What we found in the box was a number of little baby outfits from pjs to a warm outerwear suit designed for Nordic winters; sample packs of diapers; baby's first nail scissors & hairbrush; blankets, sheets & a comforter; and even a few toys such as a rattle and a book of nursery songs. But, what was more unexpected were a few gifts for mom and dad: some sanitary pads and a package of condoms :-) There were also a number of booklets on breastfeeding, making your own baby food and general childcare. All in all a real treasure trove worth much more than the monetary benefit.

There has been some debate in the local paper about how unstylish the clothing is. I have to agree, it ain't very pretty stuff. Its all designed to be unisex and practical. The 2004 package had evidently chosen lime green as one of its theme colors. Some would argue - lime green - that's one of the hot spring colors this year. Yet, in the clothing it comes off as more discount store knock-off than top designer wear. The other side of the debate argues that today's generations are becoming too style conscious and should appreciate this package for its sturdy, practical items ensuring that every Finnish baby has the basics. And, fashion has nothing to do with that.
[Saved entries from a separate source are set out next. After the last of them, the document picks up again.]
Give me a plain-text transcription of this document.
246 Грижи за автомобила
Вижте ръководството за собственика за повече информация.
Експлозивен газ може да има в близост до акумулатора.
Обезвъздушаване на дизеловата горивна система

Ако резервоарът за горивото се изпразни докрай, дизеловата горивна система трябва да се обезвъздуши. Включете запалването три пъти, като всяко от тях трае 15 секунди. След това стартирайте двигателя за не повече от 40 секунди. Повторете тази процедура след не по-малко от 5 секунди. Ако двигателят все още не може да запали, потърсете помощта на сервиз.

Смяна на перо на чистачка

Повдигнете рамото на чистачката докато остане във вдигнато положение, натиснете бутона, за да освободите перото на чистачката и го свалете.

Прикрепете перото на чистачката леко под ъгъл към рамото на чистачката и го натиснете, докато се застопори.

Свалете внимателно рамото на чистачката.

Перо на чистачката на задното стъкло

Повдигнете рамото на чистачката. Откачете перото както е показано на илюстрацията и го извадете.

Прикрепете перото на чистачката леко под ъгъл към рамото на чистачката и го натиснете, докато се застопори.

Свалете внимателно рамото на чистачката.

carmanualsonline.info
Once you make the decision to have your baby wear any of the clothing from the box - you are outwardly indicating your 'class year'. As I walk down the street and catch a glimpse of another lightblue/lime green outdoor suit on a baby, I know they are part of the 2004 alma mater.

I haven't yet decided if Peanut will wear the KELA outfits in public or its something we keep on inside the house.

... and its a bed!
And, the box itself converts into baby's first bed! At first the idea seemed really outrageous -- what, put my baby to sleep in a cardboard box??!! But, yes, it makes sense. When our little bundle came home from the hospital she was so small compared to the baby crib we had bought her - she was completely floating in the middle of giant mattress with nothing around her. We decided to put the KELA box inside her crib. Since the box comes with its own custom sized mattress, it was easy to make the sheets and blankets fit inside. Peanut has been sleeping comfortable in her box and I believe has felt more secure in the smaller space.
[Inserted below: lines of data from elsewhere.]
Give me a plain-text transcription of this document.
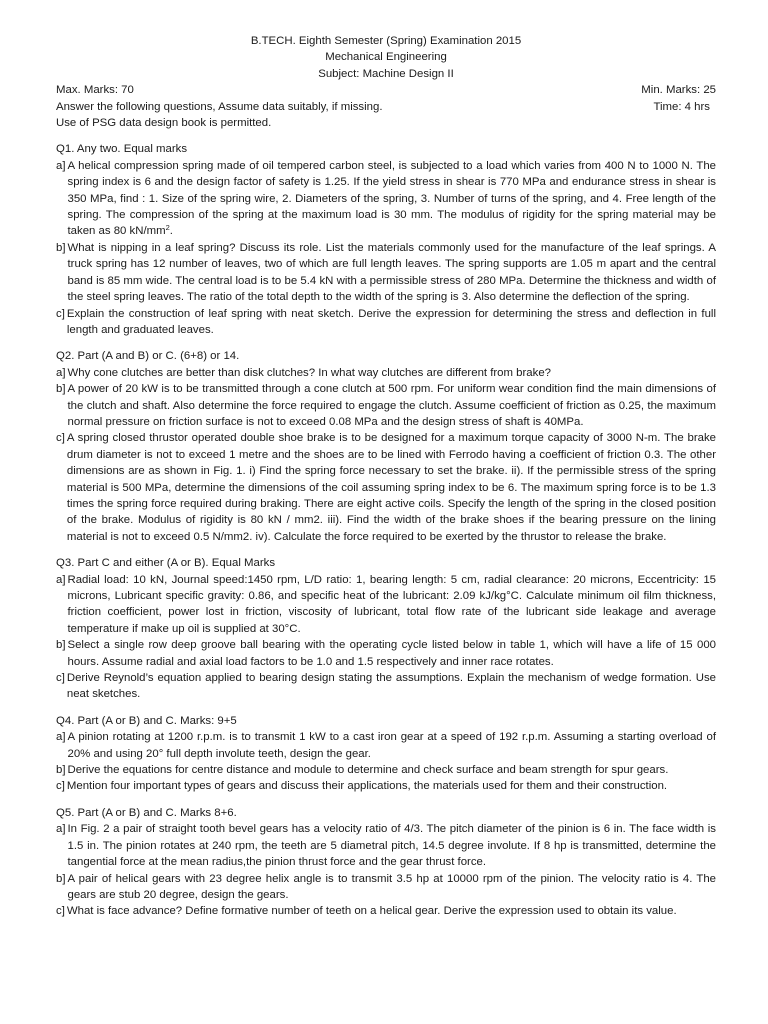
B.TECH. Eighth Semester (Spring) Examination 2015
Mechanical Engineering
Subject: Machine Design II
Max. Marks: 70	Min. Marks: 25
Answer the following questions, Assume data suitably, if missing.	Time: 4 hrs
Use of PSG data design book is permitted.
Q1. Any two. Equal marks
a] A helical compression spring made of oil tempered carbon steel, is subjected to a load which varies from 400 N to 1000 N. The spring index is 6 and the design factor of safety is 1.25. If the yield stress in shear is 770 MPa and endurance stress in shear is 350 MPa, find : 1. Size of the spring wire, 2. Diameters of the spring, 3. Number of turns of the spring, and 4. Free length of the spring. The compression of the spring at the maximum load is 30 mm. The modulus of rigidity for the spring material may be taken as 80 $kN/mm^2$.
b] What is nipping in a leaf spring? Discuss its role. List the materials commonly used for the manufacture of the leaf springs. A truck spring has 12 number of leaves, two of which are full length leaves. The spring supports are 1.05 m apart and the central band is 85 mm wide. The central load is to be 5.4 kN with a permissible stress of 280 MPa. Determine the thickness and width of the steel spring leaves. The ratio of the total depth to the width of the spring is 3. Also determine the deflection of the spring.
c] Explain the construction of leaf spring with neat sketch. Derive the expression for determining the stress and deflection in full length and graduated leaves.
Q2. Part (A and B) or C. (6+8) or 14.
a] Why cone clutches are better than disk clutches? In what way clutches are different from brake?
b] A power of 20 kW is to be transmitted through a cone clutch at 500 rpm. For uniform wear condition find the main dimensions of the clutch and shaft. Also determine the force required to engage the clutch. Assume coefficient of friction as 0.25, the maximum normal pressure on friction surface is not to exceed 0.08 MPa and the design stress of shaft is 40MPa.
c] A spring closed thrustor operated double shoe brake is to be designed for a maximum torque capacity of 3000 N-m. The brake drum diameter is not to exceed 1 metre and the shoes are to be lined with Ferrodo having a coefficient of friction 0.3. The other dimensions are as shown in Fig. 1. i) Find the spring force necessary to set the brake. ii). If the permissible stress of the spring material is 500 MPa, determine the dimensions of the coil assuming spring index to be 6. The maximum spring force is to be 1.3 times the spring force required during braking. There are eight active coils. Specify the length of the spring in the closed position of the brake. Modulus of rigidity is 80 kN / mm2. iii). Find the width of the brake shoes if the bearing pressure on the lining material is not to exceed 0.5 N/mm2. iv). Calculate the force required to be exerted by the thrustor to release the brake.
Q3. Part C and either (A or B). Equal Marks
a] Radial load: 10 kN, Journal speed:1450 rpm, L/D ratio: 1, bearing length: 5 cm, radial clearance: 20 microns, Eccentricity: 15 microns, Lubricant specific gravity: 0.86, and specific heat of the lubricant: 2.09 kJ/kg°C. Calculate minimum oil film thickness, friction coefficient, power lost in friction, viscosity of lubricant, total flow rate of the lubricant side leakage and average temperature if make up oil is supplied at 30°C.
b] Select a single row deep groove ball bearing with the operating cycle listed below in table 1, which will have a life of 15 000 hours. Assume radial and axial load factors to be 1.0 and 1.5 respectively and inner race rotates.
c] Derive Reynold’s equation applied to bearing design stating the assumptions. Explain the mechanism of wedge formation. Use neat sketches.
Q4. Part (A or B) and C. Marks: 9+5
a] A pinion rotating at 1200 r.p.m. is to transmit 1 kW to a cast iron gear at a speed of 192 r.p.m. Assuming a starting overload of 20% and using 20° full depth involute teeth, design the gear.
b] Derive the equations for centre distance and module to determine and check surface and beam strength for spur gears.
c] Mention four important types of gears and discuss their applications, the materials used for them and their construction.
Q5. Part (A or B) and C. Marks 8+6.
a] In Fig. 2 a pair of straight tooth bevel gears has a velocity ratio of 4/3. The pitch diameter of the pinion is 6 in. The face width is 1.5 in. The pinion rotates at 240 rpm, the teeth are 5 diametral pitch, 14.5 degree involute. If 8 hp is transmitted, determine the tangential force at the mean radius,the pinion thrust force and the gear thrust force.
b] A pair of helical gears with 23 degree helix angle is to transmit 3.5 hp at 10000 rpm of the pinion. The velocity ratio is 4. The gears are stub 20 degree, design the gears.
c] What is face advance? Define formative number of teeth on a helical gear. Derive the expression used to obtain its value.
She's now nearly 4 weeks old and we often hear her little fists tap against the sides of the box as she changes positions and shifts from one side of the box to the other. One of her favorite sleeping positions has been to squirm her way up so that her head is solidly pushed against the top of the box. Economically, we saved money on not buying a Moses' crib or other baby-sized cot which we'd be looking at putting it away.

in a few weeks, she'll outgrow her "first bed", but until then, I'll appreciate the easy mobility of it and she'll continue to enjoy the comfy cozy space. And, they we'll use it start storing all those newborn outfits she has also outgrown.